The radical conclusion: Perhaps these “systematic errors” are actually indicators of optimality and rationality—as the “resource-rational” approaches have been saying all along.

“But wait!”, you might reply. “ChatGPT is learning from us. So maybe it’s just ‘optimized’ to replicate our systematic errors in reasoning. No surprise there. Right?”

Though tempting, this hypothesis seems to be too simple. In particular, it forgets what was so shocking and exciting about GPT4 to begin with.

The hypothesis would predict that GPT4 should be about as smart as the average internet user. If it were, it’d be scoring at (or below) the median on all our standardized tests; its reasoning, grammar, and coding would be about as good as the median internet user; and no one in their right mind would pay $20/​month to be able to talk to it.

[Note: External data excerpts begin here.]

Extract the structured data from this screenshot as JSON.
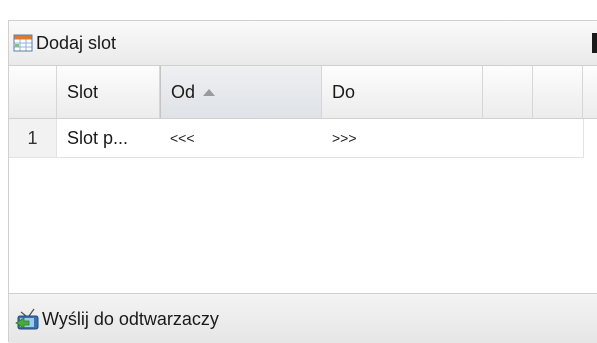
{
  "toolbar": {
    "add_slot_label": "Dodaj slot",
    "add_slot_icon": "grid-add-icon",
    "accent_color": "#e07a2a"
  },
  "grid": {
    "columns": [
      {
        "label": ""
      },
      {
        "label": "Slot"
      },
      {
        "label": "Od",
        "sort": "ascending"
      },
      {
        "label": "Do"
      },
      {
        "label": ""
      },
      {
        "label": ""
      }
    ],
    "rows": [
      {
        "num": "1",
        "slot": "Slot p...",
        "od": "<<<",
        "do": ">>>"
      }
    ]
  },
  "footer": {
    "send_label": "Wyślij do odtwarzaczy",
    "send_icon": "send-to-players-icon"
  }
}
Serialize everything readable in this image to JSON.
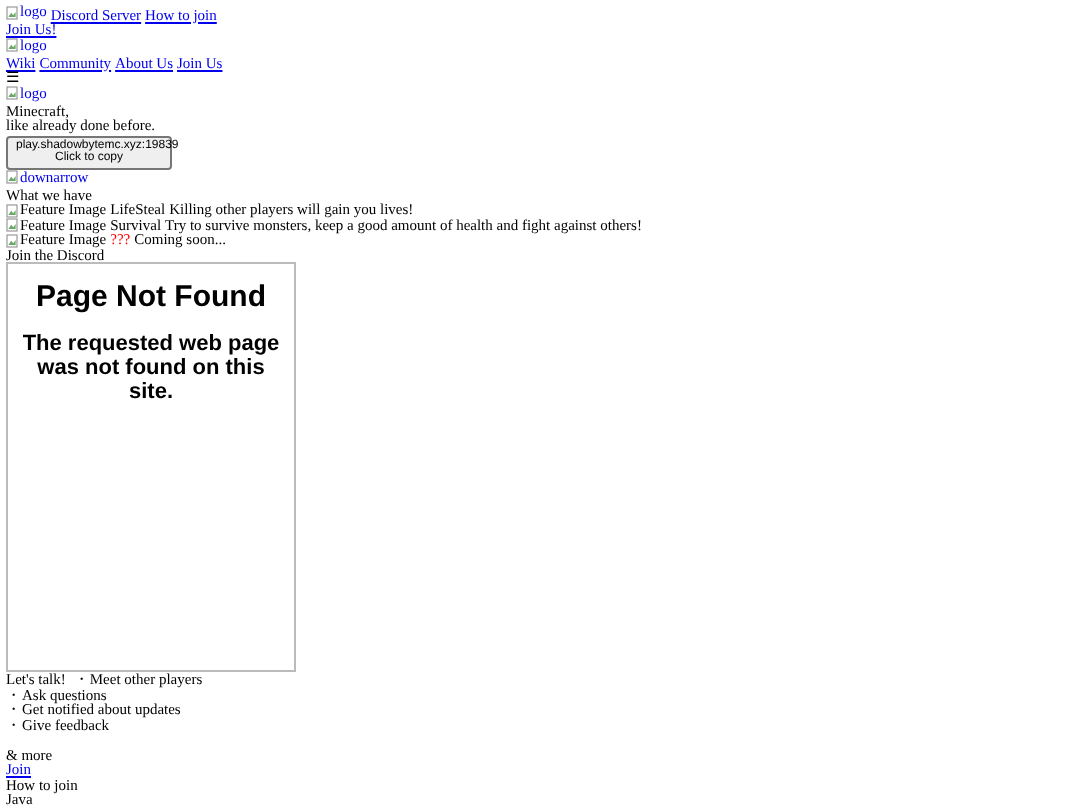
{
  "top_bar": {
    "logo_alt": "logo",
    "links": [
      "Discord Server",
      "How to join"
    ],
    "join_link": "Join Us!"
  },
  "nav": {
    "logo_alt": "logo",
    "links": [
      "Wiki",
      "Community",
      "About Us",
      "Join Us"
    ],
    "menu_glyph": "☰"
  },
  "hero": {
    "logo_alt": "logo",
    "lines": [
      "Minecraft,",
      "like already done before."
    ],
    "copy_button": {
      "address": "play.shadowbytemc.xyz:19839",
      "action": "Click to copy"
    },
    "arrow_alt": "downarrow"
  },
  "features": {
    "heading": "What we have",
    "items": [
      {
        "image_alt": "Feature Image",
        "title": "LifeSteal",
        "color": "#000000",
        "text": "Killing other players will gain you lives!"
      },
      {
        "image_alt": "Feature Image",
        "title": "Survival",
        "color": "#000000",
        "text": "Try to survive monsters, keep a good amount of health and fight against others!"
      },
      {
        "image_alt": "Feature Image",
        "title": "???",
        "color": "#ff0000",
        "text": "Coming soon..."
      }
    ]
  },
  "discord": {
    "heading": "Join the Discord",
    "embed": {
      "title": "Page Not Found",
      "message": "The requested web page was not found on this site."
    },
    "talk": "Let's talk!",
    "bullets": [
      "・Meet other players",
      "・Ask questions",
      "・Get notified about updates",
      "・Give feedback"
    ],
    "more": "& more",
    "join_link": "Join"
  },
  "how_to_join": {
    "heading": "How to join",
    "edition": "Java"
  }
}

None of those predictions pan out.

What’s shocking about ChatGPT was that it was trained on babble, and what came out was brilliance. What needs to be reckoned with is that an AI that is shockingly smart performs exactly the same sorts of “errors” that have been taken to show that people are surprisingly dumb.

Obviously this is all quite speculative. It’ll be extremely interesting to find out both (1) how robust these results are with GPT4 (please try variations and report back!), and (2) whether future, more-advanced models exhibit the same behavior.

But at this point, I think GPT4 clearly provides some evidence against the irrationalist narrative about humans.

ChatGPT is smarter than we expected. Maybe we are too.

What next?

  1. ^

    18 of 34 correct; bootstrapped 95% confidence-interval for the proportion correct was [35.2%,70.5%], below the average confidence of 73.3%.

  2. ^

    For example, there’s only one 4-toss string that has 100% heads—namely, HHHH—while there are six that have 50% heads—namely, HHTT, HTHT, THHT, HTTH, THTH, TTHH.

  3. ^

    Though the sample size was small (there were only 9 streaks of 4), so this is likely an overestimate of the true rate.